-----Original Message----- From: Kevin O'Connor [mailto:kevin@koconnor.net] Sent: Saturday, December 19, 2015 11:12 PM On Sat, Dec 19, 2015 at 12:03:15PM +0000, Gonglei (Arei) wrote:
Maybe the root cause is not NMI but INTR, so yield() can open hardware
interrupt,
And then execute interrupt handler, but the interrupt handler make the
SeaBIOS
stack broken, so that the BSP can't execute the instruction and occur
exception,
VM_EXIT to Kmod, which is an infinite loop. But I don't have any proofs except the surface phenomenon.
I can't see any reason why allowing interrupts at this location would be a problem.
Does it have any relationship with *extra stack* of SeaBIOS?
Kevin, can we drop yield() in smp_setup() ?
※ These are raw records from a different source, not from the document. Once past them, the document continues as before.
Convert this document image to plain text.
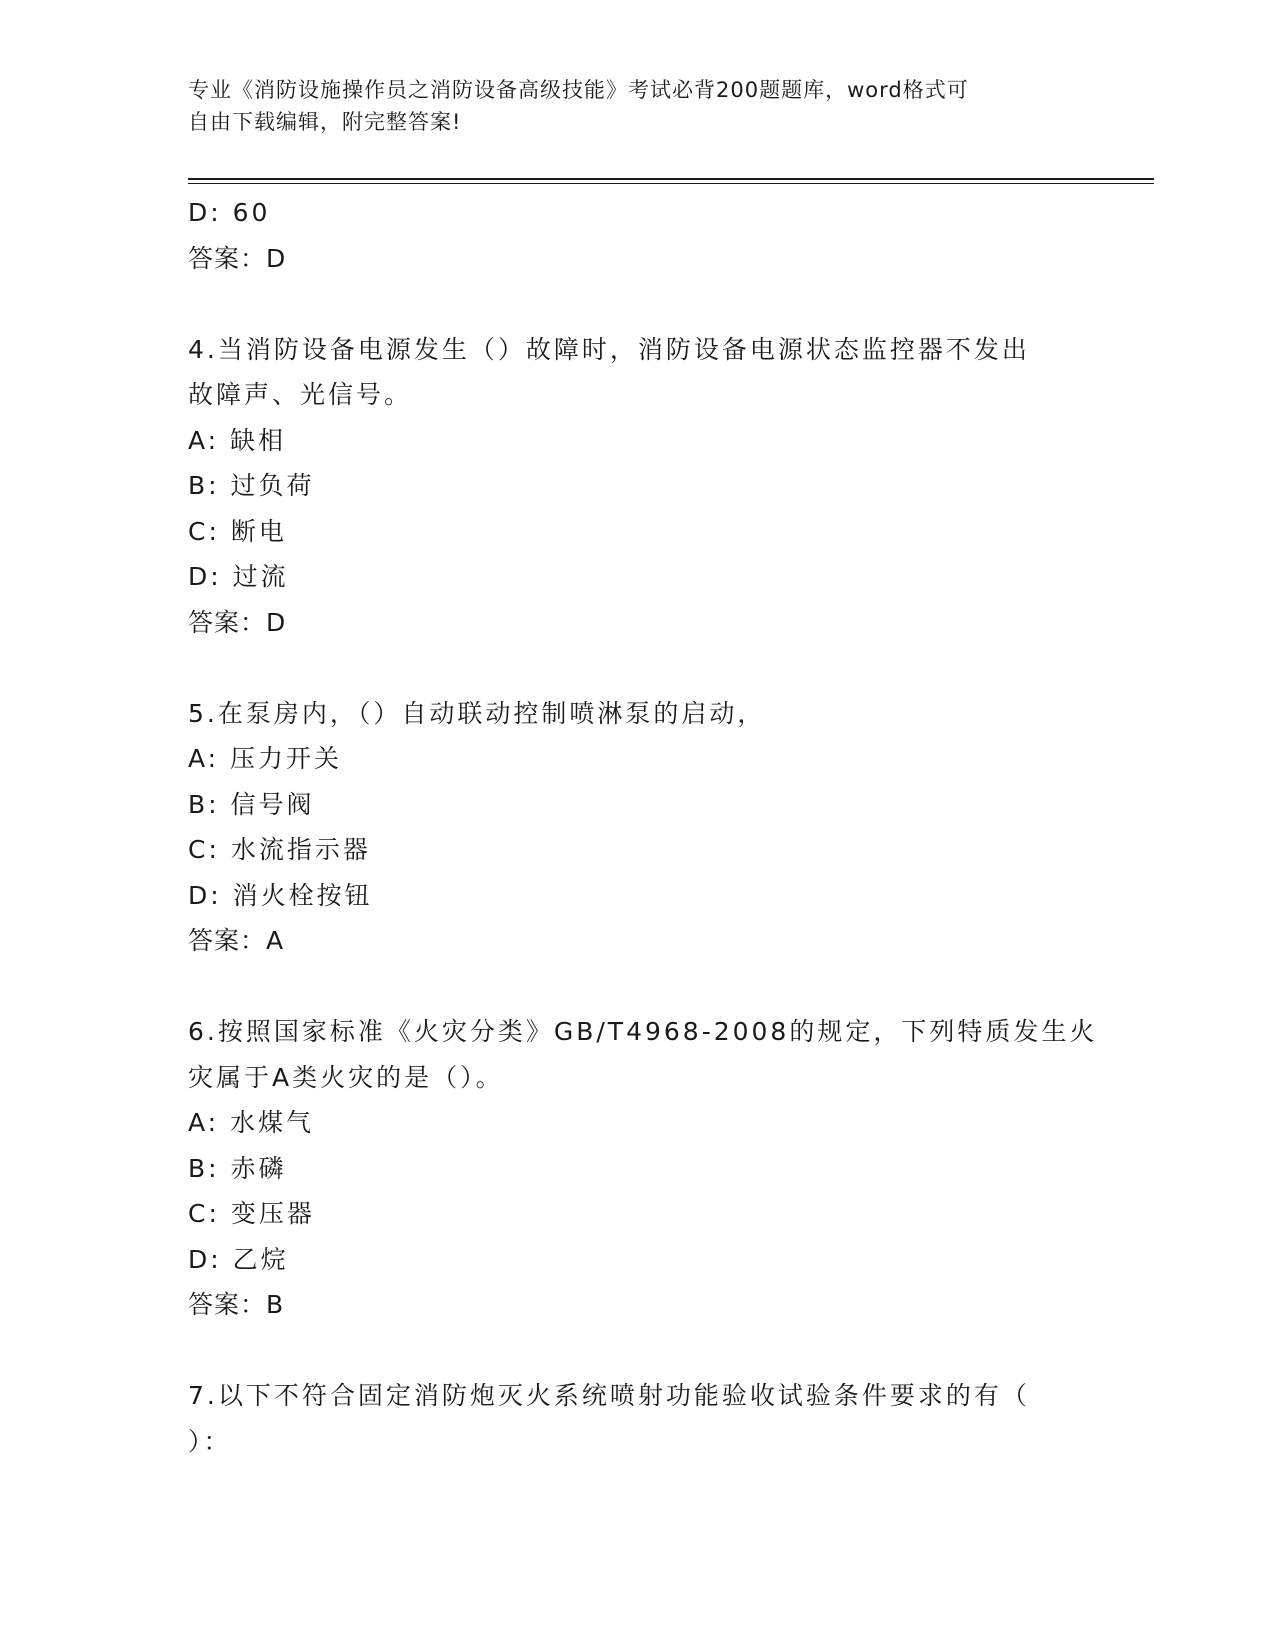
专业《消防设施操作员之消防设备高级技能》考试必背200题题库，word格式可
自由下载编辑，附完整答案!
D: 60
答案：D
4.当消防设备电源发生（）故障时，消防设备电源状态监控器不发出
故障声、光信号。
A: 缺相
B: 过负荷
C: 断电
D: 过流
答案：D
5.在泵房内，（）自动联动控制喷淋泵的启动，
A: 压力开关
B: 信号阀
C: 水流指示器
D: 消火栓按钮
答案：A
6.按照国家标准《火灾分类》GB/T4968-2008的规定，下列特质发生火
灾属于A类火灾的是（）。
A: 水煤气
B: 赤磷
C: 变压器
D: 乙烷
答案：B
7.以下不符合固定消防炮灭火系统喷射功能验收试验条件要求的有（
）：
It's possible to eliminate this instance of yield, but I think it would just push the crash to the next time interrupts are enabled.
Perhaps. I'm not sure.
Is it really useful and allowable for SeaBIOS? Maybe for other components? I'm not sure. Because we found that when SeaBIOS is booting, if we inject a NMI by QMP, the guest will *stuck*. And the kvm tracing log is the same with the current problem.
If you apply the patches you had to prevent that NMI crash problem, does it also prevent the above crash?
Yes, but we cannot prevent the NMI injection (though I'll submit some patches to forbid users' NMI injection after NMI_EN disabled by RTC bit7 of port 0x70).